Hi, we can extend it the make it more accurate in any way we like. The pathway figure is a starting point.

I have some questions after looking at the original virus-related paper:

1) The paper Figure 5 seems to start from the virus itself and that crossing the membrane and interacting with cPLA2. after crossing through the glycerophospholipids bilayer. In this pathway, is seems to start with the glycerophospholipids themselves. Is that correct?

2) I think cPLA2 produces multiple fatty acids: palmitic acid, oleic acid, and linoleic acid are the relevant ones here. They all come from the ellipsoid thing that is labeled as "fatty acids" (note we could do the same using the ChEBI term). So palmitic acid oleic acid are not side-products from the linoleic acid production I think. The current drawing suggests they are.

3) The part on the left hand of the figure that mentions PAF C-16 and LPCAT is missing. While PAF C-16 actually is affected in the original study. I am not even sure what these are. But it might be relevant to add them to be able to study virus interactions?
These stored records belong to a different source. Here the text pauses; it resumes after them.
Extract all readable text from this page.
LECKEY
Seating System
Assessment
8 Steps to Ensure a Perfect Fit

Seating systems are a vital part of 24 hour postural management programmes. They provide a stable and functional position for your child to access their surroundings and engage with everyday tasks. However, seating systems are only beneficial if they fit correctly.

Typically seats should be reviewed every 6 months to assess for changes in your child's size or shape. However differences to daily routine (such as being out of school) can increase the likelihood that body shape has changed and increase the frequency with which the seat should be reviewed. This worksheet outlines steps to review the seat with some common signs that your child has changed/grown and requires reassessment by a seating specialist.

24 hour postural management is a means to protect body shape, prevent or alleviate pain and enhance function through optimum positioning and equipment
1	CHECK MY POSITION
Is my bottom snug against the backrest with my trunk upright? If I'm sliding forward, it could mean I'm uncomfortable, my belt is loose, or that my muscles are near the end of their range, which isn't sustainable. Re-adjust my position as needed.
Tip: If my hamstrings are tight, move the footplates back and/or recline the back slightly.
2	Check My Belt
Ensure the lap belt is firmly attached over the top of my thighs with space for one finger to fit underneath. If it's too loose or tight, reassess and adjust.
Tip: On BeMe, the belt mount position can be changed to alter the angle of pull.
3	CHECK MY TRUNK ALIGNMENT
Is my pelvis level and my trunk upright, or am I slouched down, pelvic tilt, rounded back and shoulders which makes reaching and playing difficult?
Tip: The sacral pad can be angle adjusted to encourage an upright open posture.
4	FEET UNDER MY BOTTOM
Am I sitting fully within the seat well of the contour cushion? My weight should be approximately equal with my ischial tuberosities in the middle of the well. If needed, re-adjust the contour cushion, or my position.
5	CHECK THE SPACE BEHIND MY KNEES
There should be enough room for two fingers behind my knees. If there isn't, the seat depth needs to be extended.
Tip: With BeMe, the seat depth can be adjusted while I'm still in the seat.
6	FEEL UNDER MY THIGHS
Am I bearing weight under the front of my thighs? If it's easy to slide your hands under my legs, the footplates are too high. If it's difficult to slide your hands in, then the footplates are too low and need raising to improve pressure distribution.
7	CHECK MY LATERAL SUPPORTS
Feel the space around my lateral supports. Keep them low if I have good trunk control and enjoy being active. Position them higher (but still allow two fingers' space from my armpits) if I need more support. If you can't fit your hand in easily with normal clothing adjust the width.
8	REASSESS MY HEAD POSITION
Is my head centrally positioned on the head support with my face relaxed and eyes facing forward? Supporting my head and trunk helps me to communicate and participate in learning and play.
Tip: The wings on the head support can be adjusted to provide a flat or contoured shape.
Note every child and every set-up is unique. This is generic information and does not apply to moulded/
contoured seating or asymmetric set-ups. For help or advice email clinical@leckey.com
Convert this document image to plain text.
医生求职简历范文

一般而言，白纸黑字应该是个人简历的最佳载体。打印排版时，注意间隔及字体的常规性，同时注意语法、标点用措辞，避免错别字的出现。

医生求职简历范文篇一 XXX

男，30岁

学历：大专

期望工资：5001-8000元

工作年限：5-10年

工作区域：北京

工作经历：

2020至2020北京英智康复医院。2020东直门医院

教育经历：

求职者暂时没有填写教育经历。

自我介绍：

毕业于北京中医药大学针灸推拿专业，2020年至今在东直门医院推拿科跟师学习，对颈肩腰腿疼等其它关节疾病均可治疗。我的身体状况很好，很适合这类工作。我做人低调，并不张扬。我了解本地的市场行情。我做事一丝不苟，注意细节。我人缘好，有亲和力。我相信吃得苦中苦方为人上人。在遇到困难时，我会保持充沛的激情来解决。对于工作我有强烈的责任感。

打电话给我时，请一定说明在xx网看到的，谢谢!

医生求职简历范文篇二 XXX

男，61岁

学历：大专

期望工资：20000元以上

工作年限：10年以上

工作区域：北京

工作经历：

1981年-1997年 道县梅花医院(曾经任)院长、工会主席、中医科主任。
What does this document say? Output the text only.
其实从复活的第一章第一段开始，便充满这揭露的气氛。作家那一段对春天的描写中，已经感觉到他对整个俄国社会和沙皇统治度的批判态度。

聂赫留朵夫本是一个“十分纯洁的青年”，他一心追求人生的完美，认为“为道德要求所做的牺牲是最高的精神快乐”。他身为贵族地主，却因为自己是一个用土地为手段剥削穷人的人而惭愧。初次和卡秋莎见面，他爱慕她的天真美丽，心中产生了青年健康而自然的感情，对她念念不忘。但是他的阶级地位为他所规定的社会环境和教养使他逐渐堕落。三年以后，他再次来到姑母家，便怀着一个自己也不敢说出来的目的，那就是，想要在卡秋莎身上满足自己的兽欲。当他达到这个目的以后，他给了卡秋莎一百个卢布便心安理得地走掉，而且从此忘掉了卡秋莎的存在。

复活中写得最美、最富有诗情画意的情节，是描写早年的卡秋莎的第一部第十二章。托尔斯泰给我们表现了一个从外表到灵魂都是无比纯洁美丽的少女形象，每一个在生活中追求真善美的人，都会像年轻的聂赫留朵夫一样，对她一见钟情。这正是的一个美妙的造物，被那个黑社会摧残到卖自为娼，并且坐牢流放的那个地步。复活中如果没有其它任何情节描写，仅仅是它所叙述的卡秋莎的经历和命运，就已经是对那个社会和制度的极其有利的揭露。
4) The original paper actually shows what the virus infection does with the metabolites, using red "up" arrows. I think it would be nice to show the virus effects somehow without interfering with use for analysis. I originally suggested to use the same red arrows, but that actually would interfere with use for data analysis. In the end, we should probably just have a generic pathway and discuss how it was used in the description. I am also going to suggest a title change. Please revert if you do not agree.